Studies have shown that the PPARGC1A gene plays an important part in maintaining the expression of mitochondrial metabolic and antioxidant enzymes in skeletal muscles and affects training-induced adaptation of mitochondrial proteins in skeletal muscles. Regular aerobic exercises increase the expression/activity of membrane transporters and mitochondrial metabolic enzymes, and increase capillarization in skeletal muscles, altogether increasing the oxidative capacity of muscle fibres and the ability of myocytes to oxidize carbohydrates and fatty acids. This increases the expression of antioxidant defense enzymes [14], potentially providing better protection against reactive oxygen species in skeletal muscles.

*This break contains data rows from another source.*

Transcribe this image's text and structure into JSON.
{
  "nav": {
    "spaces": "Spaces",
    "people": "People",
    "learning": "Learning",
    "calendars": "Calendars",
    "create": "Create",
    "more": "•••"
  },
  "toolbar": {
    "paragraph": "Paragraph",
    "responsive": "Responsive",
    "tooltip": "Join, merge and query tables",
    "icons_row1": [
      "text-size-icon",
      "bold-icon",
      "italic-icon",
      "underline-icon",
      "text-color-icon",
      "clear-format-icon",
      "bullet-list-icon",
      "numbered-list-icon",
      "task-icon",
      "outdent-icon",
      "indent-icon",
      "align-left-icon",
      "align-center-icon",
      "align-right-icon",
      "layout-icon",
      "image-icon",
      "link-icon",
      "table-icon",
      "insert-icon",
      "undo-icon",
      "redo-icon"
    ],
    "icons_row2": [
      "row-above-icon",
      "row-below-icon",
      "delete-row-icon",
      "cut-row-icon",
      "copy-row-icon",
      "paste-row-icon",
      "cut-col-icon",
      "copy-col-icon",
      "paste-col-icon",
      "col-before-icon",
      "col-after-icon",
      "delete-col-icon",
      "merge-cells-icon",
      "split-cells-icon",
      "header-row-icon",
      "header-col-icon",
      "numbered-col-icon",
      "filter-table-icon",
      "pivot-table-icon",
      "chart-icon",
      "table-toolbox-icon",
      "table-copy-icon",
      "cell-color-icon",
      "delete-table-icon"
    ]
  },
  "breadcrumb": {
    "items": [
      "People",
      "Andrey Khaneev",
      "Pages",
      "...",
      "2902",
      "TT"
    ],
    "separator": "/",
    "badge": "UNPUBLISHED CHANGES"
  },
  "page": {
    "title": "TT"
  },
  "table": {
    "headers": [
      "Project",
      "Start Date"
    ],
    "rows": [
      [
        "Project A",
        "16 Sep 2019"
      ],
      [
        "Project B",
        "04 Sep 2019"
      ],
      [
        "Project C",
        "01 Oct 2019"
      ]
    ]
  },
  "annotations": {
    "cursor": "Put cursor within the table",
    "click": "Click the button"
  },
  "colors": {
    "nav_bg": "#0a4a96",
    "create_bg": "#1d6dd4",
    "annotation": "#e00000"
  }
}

Possible, identification of genetic biomarkers associated with the regulation of energy metabolism in skeletal muscles in athletes may help sports physicians and coaches develop personalized strategies for selecting children, teenagers and young adults for endurance, strength and speed sports. However, the multifactorial aspect of sport performances, including impact of genetics, epigenetics, environment (training, resting, nutrition, psycho-emotional status and etc.), is important for personalized strategies for selecting of athletes. This approach could improve sports performance and reduce the risk of sports injuries to the musculoskeletal system.